A molecularly imprinted polymer (MIP) for biosensing trypsin is prepared by incorporating a benzamidine-based signaling fluorescent monomer during its synthesis. Binding to trypsin results in a 100-fold fluorescence enhancement when the MIP is excited with UV light. The assay can be performed by simply mixing a small amount of water-soluble MIP (100 μg) and trypsin together in a quartz cuvette, followed by a direct read-out on a spectrofluorimeter. There is no need to separate the free from the bound trypsin. The limit of quantification is 50 nM in phosphate buffer and 210 nM in urine. The aqueous MIP is prepared by a solid-phase synthesis method on glass-beads functionalized with a metal chelate to immobilize trypsin via its surface histidine. The active site of the enzyme is left free for binding to the benzamidine moiety of the fluorescent monomer, resulting in a sensitive MIP for probing the enzyme’s active site. Incorporation of a thermoresponsive monomer, N-isopropyacrylamide, in the polymerization mixture, yields thermoresponsive MIP nanoparticles that are released from the support by a simple temperature change, generating template-free polymers. The MIPs are endowed with improved binding site homogeneity since all binding sites have the same orientation. Their size is ∼70 nm and the dissociation constant (K_d) of the MIP-trypsin complex is 237 nM, with little or no cross-reactivity with other proteins, including serine proteases.

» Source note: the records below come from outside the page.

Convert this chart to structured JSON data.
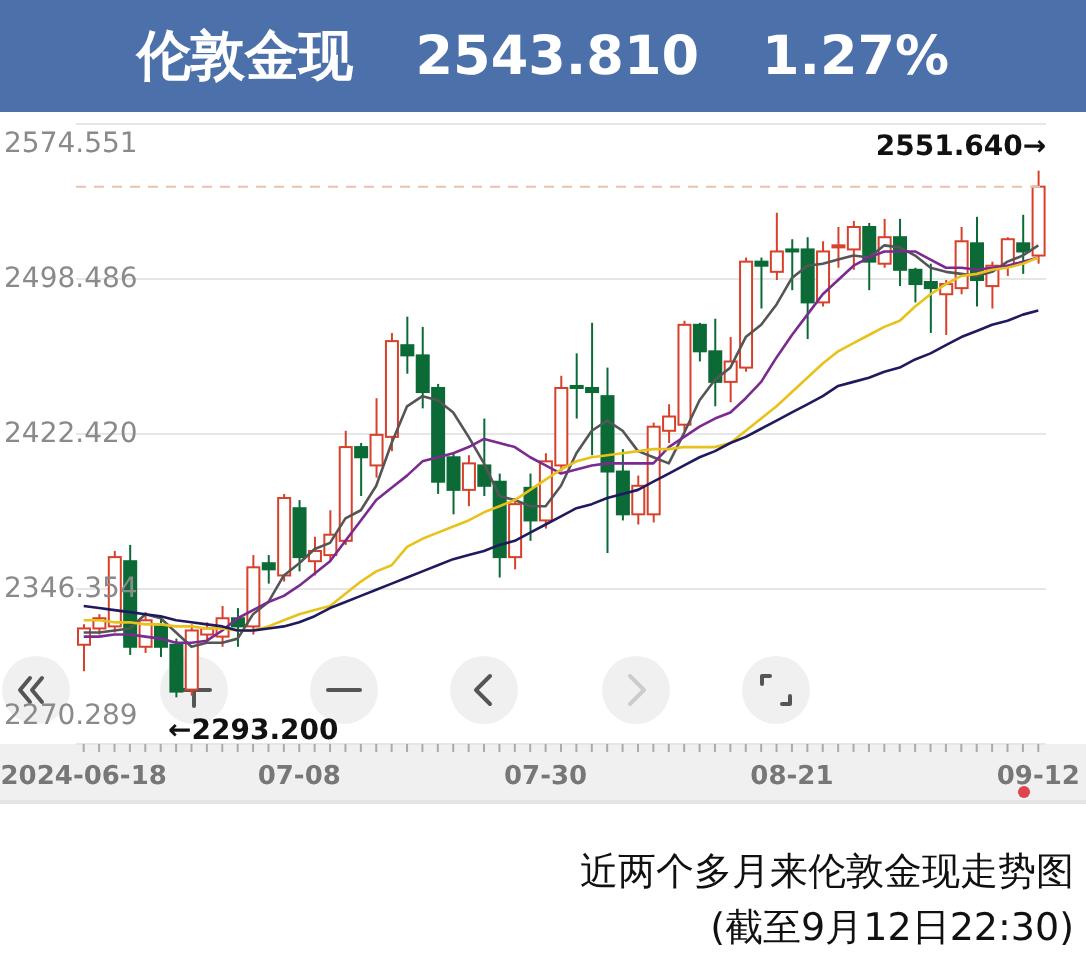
{
  "chart_data": {
    "type": "candlestick",
    "title": "伦敦金现 2543.810 1.27%",
    "categories": [
      "2024-06-18",
      null,
      null,
      null,
      null,
      null,
      null,
      null,
      null,
      null,
      null,
      null,
      null,
      null,
      "07-08",
      null,
      null,
      null,
      null,
      null,
      null,
      null,
      null,
      null,
      null,
      null,
      null,
      null,
      null,
      null,
      "07-30",
      null,
      null,
      null,
      null,
      null,
      null,
      null,
      null,
      null,
      null,
      null,
      null,
      null,
      null,
      null,
      "08-21",
      null,
      null,
      null,
      null,
      null,
      null,
      null,
      null,
      null,
      null,
      null,
      null,
      null,
      null,
      null,
      "09-12"
    ],
    "ohlc": [
      [
        2319,
        2329,
        2306,
        2327
      ],
      [
        2327,
        2334,
        2324,
        2332
      ],
      [
        2328,
        2365,
        2325,
        2362
      ],
      [
        2360,
        2368,
        2314,
        2318
      ],
      [
        2318,
        2335,
        2315,
        2331
      ],
      [
        2328,
        2332,
        2313,
        2318
      ],
      [
        2319,
        2322,
        2293.2,
        2296
      ],
      [
        2297,
        2329,
        2294,
        2326
      ],
      [
        2324,
        2330,
        2320,
        2327
      ],
      [
        2323,
        2338,
        2318,
        2332
      ],
      [
        2332,
        2337,
        2318,
        2328
      ],
      [
        2328,
        2363,
        2324,
        2357
      ],
      [
        2359,
        2363,
        2349,
        2356
      ],
      [
        2353,
        2393,
        2350,
        2391
      ],
      [
        2386,
        2390,
        2355,
        2362
      ],
      [
        2360,
        2372,
        2353,
        2365
      ],
      [
        2363,
        2385,
        2360,
        2373
      ],
      [
        2370,
        2424,
        2368,
        2416
      ],
      [
        2416,
        2418,
        2392,
        2411
      ],
      [
        2407,
        2440,
        2401,
        2422
      ],
      [
        2421,
        2472,
        2414,
        2468
      ],
      [
        2466,
        2480,
        2452,
        2461
      ],
      [
        2461,
        2475,
        2435,
        2443
      ],
      [
        2445,
        2447,
        2393,
        2399
      ],
      [
        2411,
        2413,
        2383,
        2395
      ],
      [
        2395,
        2412,
        2387,
        2408
      ],
      [
        2407,
        2430,
        2392,
        2397
      ],
      [
        2399,
        2403,
        2352,
        2362
      ],
      [
        2362,
        2391,
        2356,
        2388
      ],
      [
        2396,
        2403,
        2370,
        2380
      ],
      [
        2380,
        2413,
        2376,
        2409
      ],
      [
        2407,
        2451,
        2404,
        2445
      ],
      [
        2446,
        2462,
        2430,
        2445
      ],
      [
        2445,
        2477,
        2412,
        2443
      ],
      [
        2441,
        2455,
        2364,
        2404
      ],
      [
        2404,
        2415,
        2380,
        2383
      ],
      [
        2383,
        2402,
        2378,
        2397
      ],
      [
        2383,
        2428,
        2379,
        2426
      ],
      [
        2424,
        2437,
        2418,
        2431
      ],
      [
        2427,
        2478,
        2424,
        2476
      ],
      [
        2476,
        2477,
        2458,
        2463
      ],
      [
        2463,
        2479,
        2436,
        2448
      ],
      [
        2448,
        2470,
        2438,
        2458
      ],
      [
        2455,
        2509,
        2453,
        2507
      ],
      [
        2507,
        2509,
        2484,
        2505
      ],
      [
        2502,
        2531,
        2498,
        2512
      ],
      [
        2513,
        2518,
        2493,
        2512
      ],
      [
        2513,
        2519,
        2469,
        2487
      ],
      [
        2487,
        2517,
        2485,
        2512
      ],
      [
        2514,
        2524,
        2504,
        2515
      ],
      [
        2513,
        2527,
        2503,
        2524
      ],
      [
        2524,
        2526,
        2493,
        2507
      ],
      [
        2506,
        2528,
        2504,
        2519
      ],
      [
        2519,
        2528,
        2495,
        2503
      ],
      [
        2503,
        2504,
        2487,
        2496
      ],
      [
        2497,
        2506,
        2472,
        2494
      ],
      [
        2491,
        2498,
        2471,
        2496
      ],
      [
        2494,
        2524,
        2491,
        2517
      ],
      [
        2516,
        2529,
        2485,
        2498
      ],
      [
        2495,
        2507,
        2484,
        2505
      ],
      [
        2505,
        2519,
        2500,
        2518
      ],
      [
        2516,
        2530,
        2501,
        2512
      ],
      [
        2510,
        2551.64,
        2506,
        2543.81
      ]
    ],
    "colors": [
      "#d7402b",
      "#d7402b",
      "#d7402b",
      "#0b6a35",
      "#d7402b",
      "#0b6a35",
      "#0b6a35",
      "#d7402b",
      "#d7402b",
      "#d7402b",
      "#0b6a35",
      "#d7402b",
      "#0b6a35",
      "#d7402b",
      "#0b6a35",
      "#d7402b",
      "#d7402b",
      "#d7402b",
      "#0b6a35",
      "#d7402b",
      "#d7402b",
      "#0b6a35",
      "#0b6a35",
      "#0b6a35",
      "#0b6a35",
      "#d7402b",
      "#0b6a35",
      "#0b6a35",
      "#d7402b",
      "#0b6a35",
      "#d7402b",
      "#d7402b",
      "#0b6a35",
      "#0b6a35",
      "#0b6a35",
      "#0b6a35",
      "#d7402b",
      "#d7402b",
      "#d7402b",
      "#d7402b",
      "#0b6a35",
      "#0b6a35",
      "#d7402b",
      "#d7402b",
      "#0b6a35",
      "#d7402b",
      "#0b6a35",
      "#0b6a35",
      "#d7402b",
      "#d7402b",
      "#d7402b",
      "#0b6a35",
      "#d7402b",
      "#0b6a35",
      "#0b6a35",
      "#0b6a35",
      "#d7402b",
      "#d7402b",
      "#0b6a35",
      "#d7402b",
      "#d7402b",
      "#0b6a35",
      "#d7402b"
    ],
    "series": [
      {
        "type": "line",
        "color": "#555555",
        "values": [
          2325,
          2325,
          2326,
          2327,
          2334,
          2332,
          2325,
          2318,
          2320,
          2320,
          2322,
          2334,
          2340,
          2353,
          2359,
          2366,
          2369,
          2381,
          2385,
          2397,
          2418,
          2436,
          2441,
          2439,
          2433,
          2421,
          2408,
          2392,
          2390,
          2387,
          2387,
          2397,
          2413,
          2424,
          2429,
          2424,
          2414,
          2411,
          2408,
          2423,
          2439,
          2449,
          2455,
          2470,
          2476,
          2486,
          2499,
          2505,
          2506,
          2508,
          2510,
          2509,
          2515,
          2514,
          2510,
          2504,
          2502,
          2501,
          2500,
          2502,
          2507,
          2510,
          2515
        ]
      },
      {
        "type": "line",
        "color": "#7a2b8f",
        "values": [
          2323,
          2323,
          2324,
          2324,
          2323,
          2322,
          2320,
          2320,
          2321,
          2326,
          2332,
          2336,
          2340,
          2343,
          2348,
          2354,
          2360,
          2370,
          2380,
          2390,
          2396,
          2402,
          2409,
          2411,
          2413,
          2416,
          2420,
          2418,
          2416,
          2411,
          2407,
          2403,
          2405,
          2407,
          2408,
          2408,
          2408,
          2408,
          2416,
          2421,
          2426,
          2430,
          2433,
          2440,
          2448,
          2460,
          2471,
          2481,
          2491,
          2498,
          2505,
          2509,
          2512,
          2512,
          2512,
          2508,
          2504,
          2504,
          2503,
          2504,
          2505,
          2507,
          2509
        ]
      },
      {
        "type": "line",
        "color": "#e8c21a",
        "values": [
          2331,
          2331,
          2330,
          2330,
          2329,
          2329,
          2328,
          2328,
          2327,
          2327,
          2326,
          2326,
          2328,
          2331,
          2334,
          2336,
          2338,
          2344,
          2350,
          2355,
          2358,
          2367,
          2371,
          2374,
          2377,
          2380,
          2384,
          2387,
          2390,
          2395,
          2400,
          2405,
          2409,
          2411,
          2412,
          2413,
          2414,
          2415,
          2415,
          2416,
          2416,
          2416,
          2418,
          2424,
          2430,
          2436,
          2443,
          2450,
          2457,
          2463,
          2467,
          2471,
          2475,
          2478,
          2485,
          2491,
          2496,
          2500,
          2501,
          2503,
          2504,
          2506,
          2509
        ]
      },
      {
        "type": "line",
        "color": "#1f1a5e",
        "values": [
          2338,
          2337,
          2336,
          2335,
          2334,
          2333,
          2331,
          2330,
          2329,
          2328,
          2326,
          2326,
          2327,
          2328,
          2330,
          2333,
          2337,
          2340,
          2343,
          2346,
          2349,
          2352,
          2355,
          2358,
          2361,
          2363,
          2365,
          2368,
          2370,
          2374,
          2378,
          2382,
          2386,
          2388,
          2391,
          2393,
          2395,
          2399,
          2403,
          2407,
          2411,
          2414,
          2418,
          2421,
          2425,
          2429,
          2433,
          2437,
          2441,
          2446,
          2448,
          2450,
          2453,
          2455,
          2459,
          2462,
          2466,
          2470,
          2473,
          2476,
          2478,
          2481,
          2483
        ]
      }
    ],
    "ylim": [
      2270.289,
      2574.551
    ],
    "yticks": [
      2270.289,
      2346.354,
      {
        "value": 2422.42,
        "label": "2422.420"
      },
      2498.486,
      2574.551
    ],
    "grid": "y",
    "ref_lines": [
      {
        "axis": "y",
        "value": 2543.81,
        "color": "#e8c4b0",
        "line_style": "dashed"
      }
    ],
    "annotations": [
      {
        "text": "2551.640→",
        "x": "09-12",
        "y": 2551.64
      },
      "←2293.200",
      "近两个多月来伦敦金现走势图",
      "(截至9月12日22:30)"
    ]
  }
}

用于生物传感胰蛋白酶的分子印迹聚合物（MIP）是通过在合成过程中掺入基于苯甲idine的信号荧光单体而制备的。当MIP被紫外光激发时，与胰蛋白酶的结合会导致荧光增强100倍。可以通过在石英比色皿中简单地将少量水溶性MIP（100μg）和胰蛋白酶混合在一起，然后在荧光分光光度计上直接读出来进行测定。无需将游离的胰蛋白酶与结合的胰蛋白酶分开。磷酸盐缓冲液的定量极限是50 nM，尿液的定量极限是210 nM。通过固相合成法在玻璃珠上制备MIP水溶液，该玻璃珠被金属螯合物官能化以通过其表面组氨酸固定胰蛋白酶。酶的活性位点被释放以与荧光单体的苄am部分结合，从而形成了一个敏感的MIP用于探测酶的活性位点。掺入热敏性单体，在聚合混合物中，N-异丙基丙烯酰胺可产生热响应性MIP纳米粒子，该纳米粒子可通过简单的温度变化从载体中释放出来，从而生成不含模板的聚合物。由于所有结合位点具有相同的取向，因此赋予了MIP结合位点同质性。它们的大小约为70 nm，MIP-胰蛋白酶复合物的解离常数（K _d）为237 nM，与其他蛋白质（包括丝氨酸蛋白酶）的交叉反应性很小或没有。